Prunk Mateja, Perišić Nanut Milica, Jakoš Tanja, Sabotič Jerica, Švajger Urban, Kos Janko
Department of Biotechnology, Jožef Stefan Institute, Jamova cesta 39, 1000 Ljubljana, Slovenia.
Faculty of Pharmacy, University of Ljubljana, Aškerčeva cesta 7, 1000 Ljubljana, Slovenia.
Cancers (Basel). 2020 Dec 6;12(12):3660. doi: 10.3390/cancers12123660.
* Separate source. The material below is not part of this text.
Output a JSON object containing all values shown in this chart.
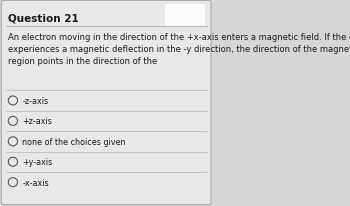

Cystatin F is a protein inhibitor of cysteine cathepsins, peptidases involved in the activation of the effector molecules of the perforin/granzyme pathway. Cystatin F was previously shown to regulate natural killer cell cytotoxicity. Here, we show that extracellular cystatin F has a role in regulating the killing efficiency of cytotoxic T lymphocytes (CTLs). Extracellular cystatin F was internalised into TALL-104 cells, a cytotoxic T cell line, and decreased their cathepsin C and H activity. Correspondingly, granzyme A and B activity was also decreased and, most importantly, the killing efficiency of TALL-104 cells as well as primary human CTLs was reduced. The N-terminally truncated form of cystatin F, which can directly inhibit cathepsin C (unlike the full-length form), was more effective than the full-length inhibitor. Furthermore, cystatin F decreased cathepsin L activity, which, however, did not affect perforin processing. Cystatin F derived from K-562 target cells could also decrease the cytotoxicity of TALL-104 cells. These results clearly show that, by inhibiting cysteine cathepsin proteolytic activity, extracellular cystatin F can decrease the cytotoxicity of CTLs and thus compromise their function.
胱抑素F是半胱氨酸组织蛋白酶的一种蛋白质抑制剂,半胱氨酸组织蛋白酶是参与穿孔素/颗粒酶途径效应分子激活的肽酶。先前已证明胱抑素F可调节自然杀伤细胞的细胞毒性。在此,我们表明细胞外胱抑素F在调节细胞毒性T淋巴细胞(CTL)的杀伤效率中起作用。细胞外胱抑素F被内化到细胞毒性T细胞系TALL-104细胞中,并降低了它们的组织蛋白酶C和H活性。相应地,颗粒酶A和B的活性也降低,并且最重要的是,TALL-104细胞以及原代人CTL的杀伤效率降低。胱抑素F的N端截短形式(与全长形式不同,它可以直接抑制组织蛋白酶C)比全长抑制剂更有效。此外,胱抑素F降低了组织蛋白酶L的活性,然而,这并不影响穿孔素的加工。源自K-562靶细胞的胱抑素F也可以降低TALL-104细胞的细胞毒性。这些结果清楚地表明,通过抑制半胱氨酸组织蛋白酶的蛋白水解活性,细胞外胱抑素F可以降低CTL的细胞毒性,从而损害其功能。